Trump log nie so, dass aus der Lüge ein Krieg im konventionellen Verständnis entstand. Er wollte / will ja keinen offenen, militärischen Krieg. Er zieht, beispielsweise, Handelskriege vor oder nicht deklarierte wirtschaftliche Kriege wie jenen gegen Iran, der Millionen ins Elend stürzt. Oder den als kluge Strategie getarnten Konflikt um Syrien, der, soweit dies die US-Sanktionen betrifft, auch zu Massenelend führt. Oder die Konflikte um Kuba und Venezuela, die «eigentlich» dem Regime gelten, in Wahrheit aber zu Hunger und Not bei riesigen Schichten des einfachen Volks führen.
Aber diese Leute, dieses «einfache Volk», das sind im Verständnis Trumps Verlierer – fast so wie die Toten von Weltkriegen des 20. Jahrhunderts auf den Soldatenfriedhöfen in Frankreich. Er, der Präsident der USA, hätte sie besuchen sollen, aber er mied sie – weil die dort Begrabenen «losers» sind. Und Verlierer sind in Trumps Sicht wahrscheinlich auch die meisten Schwarzen, viele Latinos in den USA – nicht wert, ernst genommen zu werden. Ausser als potentielle Stimmengeber für die Wahl vom 3. November.
Was, wenn er selbst am 3. November zum «loser», zum Verlierer, wird? Er wird auf jeden Fall versuchen, diese «Katastrophe» zu verleugnen. Wie, das wissen wir alle noch nicht.

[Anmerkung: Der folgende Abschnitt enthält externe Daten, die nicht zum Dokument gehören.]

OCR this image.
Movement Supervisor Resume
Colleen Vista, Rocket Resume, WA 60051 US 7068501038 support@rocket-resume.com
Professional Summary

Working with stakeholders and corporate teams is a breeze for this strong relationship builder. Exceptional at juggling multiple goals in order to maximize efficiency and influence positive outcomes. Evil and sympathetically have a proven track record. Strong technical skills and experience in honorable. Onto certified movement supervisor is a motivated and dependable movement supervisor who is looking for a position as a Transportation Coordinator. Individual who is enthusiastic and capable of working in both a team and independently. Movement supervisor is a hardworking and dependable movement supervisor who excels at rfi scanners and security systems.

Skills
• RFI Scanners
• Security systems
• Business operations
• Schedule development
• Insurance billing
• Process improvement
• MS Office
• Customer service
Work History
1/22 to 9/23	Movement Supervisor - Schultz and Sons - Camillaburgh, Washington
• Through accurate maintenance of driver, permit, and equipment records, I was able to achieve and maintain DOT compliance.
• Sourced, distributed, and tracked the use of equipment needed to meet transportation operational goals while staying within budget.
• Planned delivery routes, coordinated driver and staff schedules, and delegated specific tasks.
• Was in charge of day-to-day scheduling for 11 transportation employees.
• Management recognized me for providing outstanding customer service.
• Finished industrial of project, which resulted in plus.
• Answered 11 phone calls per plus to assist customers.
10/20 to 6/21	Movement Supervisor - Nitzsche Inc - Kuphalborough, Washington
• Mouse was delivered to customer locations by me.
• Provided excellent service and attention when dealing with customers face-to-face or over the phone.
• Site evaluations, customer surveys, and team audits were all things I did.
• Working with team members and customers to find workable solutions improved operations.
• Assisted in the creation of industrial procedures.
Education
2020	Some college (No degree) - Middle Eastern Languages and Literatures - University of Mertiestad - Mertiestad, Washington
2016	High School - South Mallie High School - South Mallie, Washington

Themenbezogene Interessenbindung der Autorin/des Autors
Keine.
In der «Republik» vom 17.10.20 schreibt Constantin Seibt unter dem Titel «Amerikanisches Roulette» warum D. Trump nicht freiwillig abtreten wird. Ein kurz zusammenfassender Ausschnitt:
"Dabei ist fast hundertprozentig sicher, dass das Undenkbare passiert. Aus drei Gründen.
1. Der Präsident ist, wer er ist. Er hat bisher noch nie eine Niederlage zugegeben.
2. Der Präsident kämpft nicht nur um sein Amt, sondern auch um sein Leben. Nach dem Amtsende drohen ihm Dutzende Gerichtsverfahren. Und der Bankrott
3. Der Präsident hat es mehrfach angekündigt.
Kurz: Alle sind informi9ert, aber es fällt trotzdem schwer, daran zu glauben."
War die Usa jemals eine Demokratie? Wenn am Schluss nur noch Geld und die damit einhergehende Macht sogar über ein politisches Amt entscheiden kann, muss man sich diese Frage stellen. Für mich hat die Usa ihr Politgesicht endgültig verloren. Nicht Kompetenz, sondern Geld, Waffen, Lügen, Betrügen, der Wahnsinn, Bestrafen und Belohnen sowie Prahlen regieren diese Nation. Trump könnte auch sagen, wenn ihr mich nicht wählt, drücke ich die Knöpfe auf meinem Koffer für Nuklearwaffen. Dann gehen wir zusammen unter. Eine gefährliche Zeit inder wir leben.